My Son's first hickory smoked pork butts on his MAK 2 Star General were scrumptiously delicious and warmly received by all at our Granddaughter's volleyball match. The parents and young players wolfed down pulled pork sliders all weekend. I was proud to sit on the sidelines enjoying my sliders and watching my Granddaughter play. The pulled pork was cooked to perfection and melted in my mouth. A true chip off the old block!
For years I've gladly cooked and shared countless smoked pork butts with my Son and his family. The old adage of "... give a man a fish and you feed him for a day; teach a man to fish and you feed him for a lifetime ..." rings true here. My son was eager to smoke/cook the pork butts on his own and now he can share pulled pork with us!
Using my boneless hickory smoked pork butt recipe from my upcoming The Wood Pellet Smoker and Grill Cookbook my Son and Daughter-in-Law eagerly jumped in with both feet. They pulled it off to a tee! Their big challenge was timing - how to have the pork butts ready to be pulled at 11 AM when you have to leave the house 4 hours earlier and travel 70 miles in order to register for the weekend volleyball tournament. There was no power available at the event so reheating the pulled pork was not an option.
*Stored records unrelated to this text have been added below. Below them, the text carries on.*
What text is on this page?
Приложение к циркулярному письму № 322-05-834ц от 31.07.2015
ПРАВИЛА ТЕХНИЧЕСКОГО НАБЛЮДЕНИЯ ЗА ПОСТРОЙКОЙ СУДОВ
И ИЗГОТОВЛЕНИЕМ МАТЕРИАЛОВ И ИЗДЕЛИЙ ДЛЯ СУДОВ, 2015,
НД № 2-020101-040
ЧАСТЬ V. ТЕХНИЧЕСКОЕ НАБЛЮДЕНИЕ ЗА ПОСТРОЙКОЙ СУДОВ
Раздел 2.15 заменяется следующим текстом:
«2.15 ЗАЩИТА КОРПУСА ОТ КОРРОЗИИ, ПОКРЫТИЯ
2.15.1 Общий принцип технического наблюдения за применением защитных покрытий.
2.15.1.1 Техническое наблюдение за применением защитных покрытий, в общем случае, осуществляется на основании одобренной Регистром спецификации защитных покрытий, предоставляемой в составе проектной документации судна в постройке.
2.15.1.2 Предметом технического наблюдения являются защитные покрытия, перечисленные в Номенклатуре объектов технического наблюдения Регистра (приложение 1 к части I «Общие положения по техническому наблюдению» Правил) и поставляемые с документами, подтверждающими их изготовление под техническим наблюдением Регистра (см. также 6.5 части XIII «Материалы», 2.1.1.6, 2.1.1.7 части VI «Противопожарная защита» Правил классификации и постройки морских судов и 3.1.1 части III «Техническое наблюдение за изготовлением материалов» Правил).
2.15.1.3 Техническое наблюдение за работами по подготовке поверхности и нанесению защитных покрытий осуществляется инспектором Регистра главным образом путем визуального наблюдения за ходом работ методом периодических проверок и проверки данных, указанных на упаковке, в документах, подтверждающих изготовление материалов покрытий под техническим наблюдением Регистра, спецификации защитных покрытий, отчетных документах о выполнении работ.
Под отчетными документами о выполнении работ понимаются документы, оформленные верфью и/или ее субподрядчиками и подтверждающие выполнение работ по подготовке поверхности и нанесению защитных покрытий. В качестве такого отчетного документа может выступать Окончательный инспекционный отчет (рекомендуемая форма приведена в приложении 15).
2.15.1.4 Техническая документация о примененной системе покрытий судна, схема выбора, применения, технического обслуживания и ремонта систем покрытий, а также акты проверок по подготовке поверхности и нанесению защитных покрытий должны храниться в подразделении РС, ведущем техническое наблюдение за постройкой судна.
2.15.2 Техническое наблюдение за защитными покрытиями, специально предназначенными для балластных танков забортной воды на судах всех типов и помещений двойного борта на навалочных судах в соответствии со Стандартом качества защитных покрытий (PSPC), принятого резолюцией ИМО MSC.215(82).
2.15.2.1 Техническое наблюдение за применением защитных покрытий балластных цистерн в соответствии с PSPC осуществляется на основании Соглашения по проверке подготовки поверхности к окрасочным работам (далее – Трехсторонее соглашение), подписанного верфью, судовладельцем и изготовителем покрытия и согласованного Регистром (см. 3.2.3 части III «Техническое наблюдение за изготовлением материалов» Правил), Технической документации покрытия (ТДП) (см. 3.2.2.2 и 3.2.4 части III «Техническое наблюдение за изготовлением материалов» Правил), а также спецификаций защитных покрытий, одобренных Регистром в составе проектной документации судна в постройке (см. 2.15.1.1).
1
The solution, as described in my cookbook was the use of the 'Texas crutch" to bypass the stall and timing the start of the Foil, Towel & Cooler (FTC) just prior to leaving the house at 7 AM. The double foil wrapped pork butts were still more than hot enough 4 hours into the FTC and required using silicone barbecue gloves for the pulling. Looking forward to enjoying many more pulled pork sliders from and with my Son ... "Give a man some pulled pork and you feed him for a day; teach a man to hickory smoke pork butts and you feed him (and yourself) for a lifetime ..."!!!